- Genre: Soap opera
- Created by: Wayne Doyle; Gino Ventriglia; Adam Bowen; Michele Zatta;
- Directed by: Bruno De Paola
- Starring: Luisa Amatucci; Alberto Rossi; Giorgia Gianetiempo; Germano Bellavia; Antonella Prisco; Francesco Vitiello; Ilenia Lazzarin; Marina Giulia Cavalli; Patrizio Rispo; Marzio Honorato; Luca Turco; Marina Tagliaferri; Manuel D'Angelo; Gennaro De Simone; Daniela Ioia; Luigi Miele; Vladimir Randazzo; Maurizio Aiello; Gina Amarante; Miriam Candurro; Michelangelo Tommaso; Nina Soldano; Riccardo Polizzy Carbonelli; Whoopi Goldberg;
- Theme music composer: Antonio Annona
- Country of origin: Italy
- Original language: Italian
- No. of seasons: 31
- No. of episodes: 7,080

Production
- Producer: Pasquale Persico
- Production location: Naples
- Cinematography: Alberto Di Vaio, Antonio Robustelli
- Editor: Raffaele Landolfi
- Running time: 20 minutes
- Production companies: Rai Fiction; FremantleMedia Italia; Centro di produzione Rai di Napoli;

Original release
- Network: Rai 3
- Release: 21 October 1996 – present

= Un posto al sole =

Italian television soap opera

Un posto al sole (English: A Place in the Sun) is an Italian soap opera which has been broadcast by Rai 3 since 1996. It is set in a fictional apartment building called Palazzo Palladini, located seaside in the Naples neighborhood of Posillipo.

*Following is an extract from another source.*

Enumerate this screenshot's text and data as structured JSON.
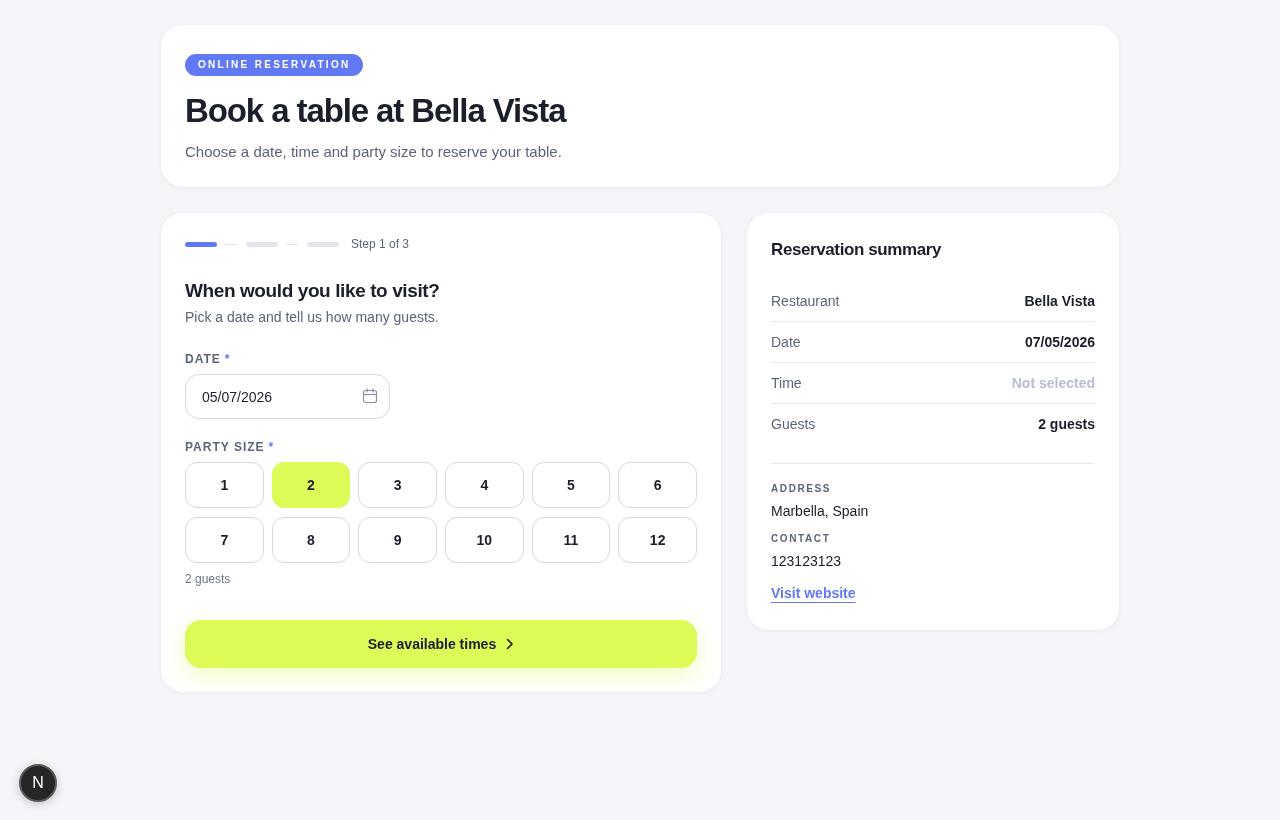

Un posto al sole is the first soap opera ever produced in Italy, and the longest running.

It is an original series created by Wayne Doyle, Adam Bowen and Gino Ventriglia with the collaboration of Michele Zatta, and it employs similar production methods to the Australian soap opera Neighbours from the same original producers Reg Grundy Organisation/Fremantle. American comedian Conan O'Brien appeared in a cameo on the show in 2018.

Episode 7080 of Un posto al sole will air on 27 November 2026.